Liputan6.com, Jakarta Hari Pendengaran Sedunia jatuh setiap 3 Maret. Untuk memperingati hari ini, Perhimpunan Dokter Spesialis Telinga Hidung dan Tenggorok Bedah Kepala Leher Indonesia (Perhati-KL) memberi penjelasan soal penyebab gangguan pendengaran.
Menurut Ketua Umum Perhati-KL Indonesia dr. Yussy Afriani Dewi, Sp.T.H.T.B.K.L, penyebab utama gangguan pendengaran adalah Tuli kongenital, infeksi telinga atau congek, Tuli akibat bising, Tuli karena faktor usia, dan Tuli karena kotoran telinga. Dan, 60 persen gangguan dengar disebabkan oleh sesuatu yang bisa dicegah.
“Pencegahan dilakukan dengan identifikasi sedini mungkin pada berbagai kelompok usia,” ujar Yussy, mengutip laman Sehatnegeriku, Minggu(5/3/2023).
Advertisement
Deteksi dini pendengaran yang paling pertama adalah skrining pada bayi baru lahir dan bawah lima tahun (Balita). Bisa pula dilakukan skrining pada anak dan pra usia sekolah, pada individu terpapar bising atau zat kimia yang terus-menerus, dan pada individu terpapar obat ototoksik. Pasalnya, beberapa obat dapat menyebabkan gangguan dengar. Terakhir, bisa dilakukan pula pada lanjut usia (lansia).
Sedangkan upaya untuk menjaga kesehatan pendengaran dapat termasuk:
- Deteksi dini adanya gangguan pendengaran
- Menghindari kebisingan
- Pola hidup bersih dan sehat
- Memerhatikan kebersihan liang telinga
- Tidak minum obat ototoksik dalam jangka panjang tanpa konsultasi dengan dokter.
“Hindari membersihkan telinga sendiri, hindari mengorek-orek telinga, hindari penggunaan earphone dengan volume keras dalam waktu lama,” ucap Yussy.
Bisa Disebabkan Lingkungan Kerja
Selain itu, gangguan dengar bisa disebabkan oleh lingkungan kerja yang bising.
Perwakilan dokter dari Perhimpunan Spesialis Kedokteran Okupasi Indonesia (Perdoki) dr. F. Handoyo, MPH Sp.OK menjelaskan kebisingan di tempat kerja dapat menyebabkan gangguan kesehatan bila kebisingan melampaui 85 desibel selama 8 jam terus-menerus setiap hari.
Kebisingan tersebut dapat berasal dari mesin, peralatan kendaraan, dan proses industri.
“Gangguan pendengaran akibat bising yaitu ketulian bersifat sementara atau permanen. Jadi tidak langsung Tuli tetapi bertahap, pelan-pelan pendengarannya menurun dan bisa pulih lagi. Namun jika tidak diatasi segera dapat mengakibatkan ketulian permanen,” ungkap dr. Handoyo.
Advertisement
Pencegahan Primer dan Sekunder
Pencegahan gangguan pendengaran di tempat kerja, lanjutnya, dapat dilakukan secara primer dan sekunder.

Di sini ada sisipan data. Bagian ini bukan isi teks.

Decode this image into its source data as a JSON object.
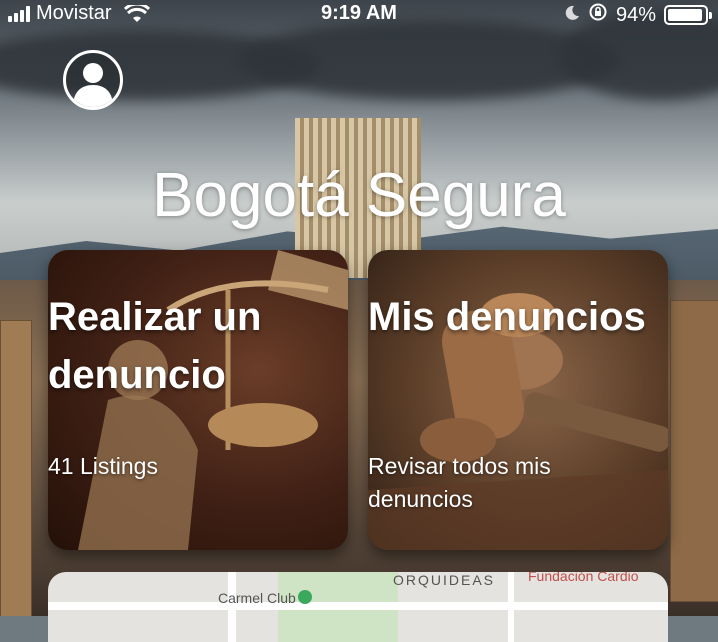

Lebih lanjut dijelaskan, pencegahan primer dilakukan dengan pemeriksaan kesehatan termasuk kesehatan pendengaran calon karyawan. Selanjutnya dilakukan pencegahan sekunder dengan pemeriksaan kesehatan tahunan.
Peningkatan Layanan Skrining Telinga
Sejauh ini, pemerintah menargetkan peningkatan layanan kesehatan telinga dan pendengaran pada bayi baru lahir di 2030 sebanyak 20 persen.
Begitu pula bagi masyarakat dewasa dengan gangguan dengar yang menggunakan alat bantu dengar dan implan. Pemerintah sama-sama menargetkan 20 persen peningkatan layanannya."
“Dan menurunkan 20 persen angka infeksi telinga kronis dan gangguan dengar pada anak sekolah usia lima sampai sembilan tahun.”